POST WRITTEN BY: Michael B. Mushlin, Professor of Law at Pace Law School, Scholar, and Renowned Expert on Prisoners’ Rights.
The Prison Litigation Reform Act (PLRA) sets up roadblocks for prisoners in civil rights cases that are uniquely harsh including a requirement that prisoners must exhaust all available administrative remedies. This exhaustion requirement, which is not imposed on other civil rights litigants, often keeps litigants with meritorious claims out of court. Recently, in Ross v. Blake, No. 15-339, the Supreme Court took a Maryland case from the Fourth Circuit holding that the exhaustion requirement should be excused if the inmate makes a “reasonable mistake” about whether a particular administrative remedy is, in fact, available.
However, during oral argument last week the Court learned that this issue may not be presented by this case at all. This is because in papers filed with the Court before the case was argued it appeared that Maryland’s complicated and confusing administrative remedies were probably, in fact, unavailable to the inmate after all. Thus, there was no “reasonable mistake” after all. And no need to decide whether if there were such a mistake that would excuse the inmate from the obligation to exhaust.

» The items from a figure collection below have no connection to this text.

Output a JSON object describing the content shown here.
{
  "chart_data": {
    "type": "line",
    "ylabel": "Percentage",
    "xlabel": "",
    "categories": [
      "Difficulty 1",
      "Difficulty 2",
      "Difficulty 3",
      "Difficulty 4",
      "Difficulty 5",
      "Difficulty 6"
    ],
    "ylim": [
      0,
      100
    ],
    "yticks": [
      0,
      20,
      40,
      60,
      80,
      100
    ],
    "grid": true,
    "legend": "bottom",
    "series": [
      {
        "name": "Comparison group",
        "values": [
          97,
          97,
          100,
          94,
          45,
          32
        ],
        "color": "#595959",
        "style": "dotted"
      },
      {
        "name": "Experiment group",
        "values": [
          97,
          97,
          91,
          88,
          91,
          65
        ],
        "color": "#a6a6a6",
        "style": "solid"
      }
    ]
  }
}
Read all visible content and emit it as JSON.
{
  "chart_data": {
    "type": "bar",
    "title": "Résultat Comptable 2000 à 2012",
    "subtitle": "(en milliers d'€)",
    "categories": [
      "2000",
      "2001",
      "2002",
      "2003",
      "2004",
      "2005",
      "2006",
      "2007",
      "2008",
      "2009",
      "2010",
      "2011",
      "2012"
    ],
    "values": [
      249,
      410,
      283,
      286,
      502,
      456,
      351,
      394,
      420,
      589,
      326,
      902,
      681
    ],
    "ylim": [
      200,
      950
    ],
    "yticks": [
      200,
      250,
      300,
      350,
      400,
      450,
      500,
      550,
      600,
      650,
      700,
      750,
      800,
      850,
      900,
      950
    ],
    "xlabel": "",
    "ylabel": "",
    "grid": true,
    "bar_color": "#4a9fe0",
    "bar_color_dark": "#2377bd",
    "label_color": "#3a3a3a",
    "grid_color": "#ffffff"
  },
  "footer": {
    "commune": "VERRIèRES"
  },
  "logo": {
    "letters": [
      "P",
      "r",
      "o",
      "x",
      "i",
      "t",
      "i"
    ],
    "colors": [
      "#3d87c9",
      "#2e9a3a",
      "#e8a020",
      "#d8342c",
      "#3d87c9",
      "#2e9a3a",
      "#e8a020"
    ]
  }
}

Based on this new information it appears from the oral argument of the case that the Court will either remand the case or dismiss the case as improvidently granted for review. But even if the case is dismissed or remanded the case has value because the oral argument record available here reveals dramatically the Kafkaesque world of confusing remedies that prisoners must confront and overcome to achieve their day in court. If one needs proof of the lack of wisdom of the PLRA’s exhaustion requirement, and the need to repeal it, look no further.